A year ago, when I began to live my life in a manner which more closely followed Jewish religious observance, I immediately tweaked my dress to appear more modest. I began to scan the aisles no longer for short-shorts and miniskirts, but for knee-length black skirts and long shirts with a high neckline. Immediately, it became apparent that my feelings about the dress code were mixed. On one hand, I personally loved the way my body felt in the clothing, the way in which the clothes that I chose covered me while simultaneously flattering my figure. I also appreciated the manner in which the dress code acted as a social signifier, sending a message about my religious affiliation to other religious Jews and to society at large (especially as women traditionally do not wear kippot, the head covering which serves as the ubiquitous signifier of Jewishness amongst men).


However, there was one main challenge which nagged at me whenever I stepped out in my new manner of dress. I wish I could say that this issue was based on some lofty feminist goal which seeked to challenge the innate patriarchal system inherent in Jewish standards of modesty. I wish that it bothered me more that women are perceived to have a responsibility to cover themselves up for the sake of preventing men from exciting their yetzer hara (sexual inclination). I wish I felt more guilty that I was implicit in the victim-blaming which is rampant in religious circles, by implying that I was somehow more ‘holy’ or ‘worthy’ than girls who choose to wear less.


No. I am embarrassed to say it, but my biggest issue was that I missed the gaze of men. It appears as though however much you might feel good about yourself in a knee-length skirt, no matter how much it may enrich your neshama (soul), you attract less car horns and up-and-down stares on the street. In these first few months of being religious, I felt my self-esteem plummet. In the absence of the same degree of external validation and day-to-day objectification which I had enjoyed since I began to show myself off, I was at a loss of how to love myself. I was convinced that my days of being desirable were over, and I began to make half-sincere jokes about being ‘past my prime’.


My confusion climaxed one day when I burst into tears and confided in a colleague with training in mental health. He suggested that I write a letter to myself detailing the issues I was undergoing. I sat down, dried my tears, and entitled the letter: “Dear Thirteen Year-Old Me…” I wrote about how since I was that age, I hadn’t felt so uncomfortable in my own body, and how I wished to regain the sense of self which I seemed to have lost.


It was at that moment that I realized that for the last seven years, I had let the patriarchy define my very self-worth. Instead of valuing myself for my wit, my intelligence, and my charm, I had let the winks and stares of random men boost my spirits. I realized that far from being an obstacle to self-love and finding validation, modest dress posed itself as an invaluable gift. Instead of relying on the lust of strangers to define myself as a desirable person worthy of love and attention, I had the power to attract people through whatever means I chose to do so. Far from causing me to lose control of my sexual power, my choice to dress modestly gave me more autonomy than ever before.

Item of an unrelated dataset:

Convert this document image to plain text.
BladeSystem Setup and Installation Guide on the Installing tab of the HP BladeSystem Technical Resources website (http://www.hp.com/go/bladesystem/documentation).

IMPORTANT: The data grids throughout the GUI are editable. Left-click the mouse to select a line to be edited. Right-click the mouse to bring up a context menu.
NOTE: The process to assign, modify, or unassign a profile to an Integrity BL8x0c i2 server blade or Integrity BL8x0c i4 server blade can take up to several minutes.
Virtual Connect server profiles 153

Although Jewish modest clothing norms are indeed based on a patriarchal system, many modern fashion standards are as well, because they are designed to excite the attention of the opposite sex, and thus deem its wearers worthy of sexual attention. This is why I have decided to continue following the norms associated with modest dress - because I now know that I am worthy of that attention without the ‘help’ of eye-catching clothing, and I shall receive it, with the help of G-d, from the right person whenever he may come into my life. I will receive this love and attention, and indeed I deserve it, because I believe that I am intelligent, funny, insightful, patient, caring, compassionate, and loving.


Oh yes, I mustn’t forget...and beautiful.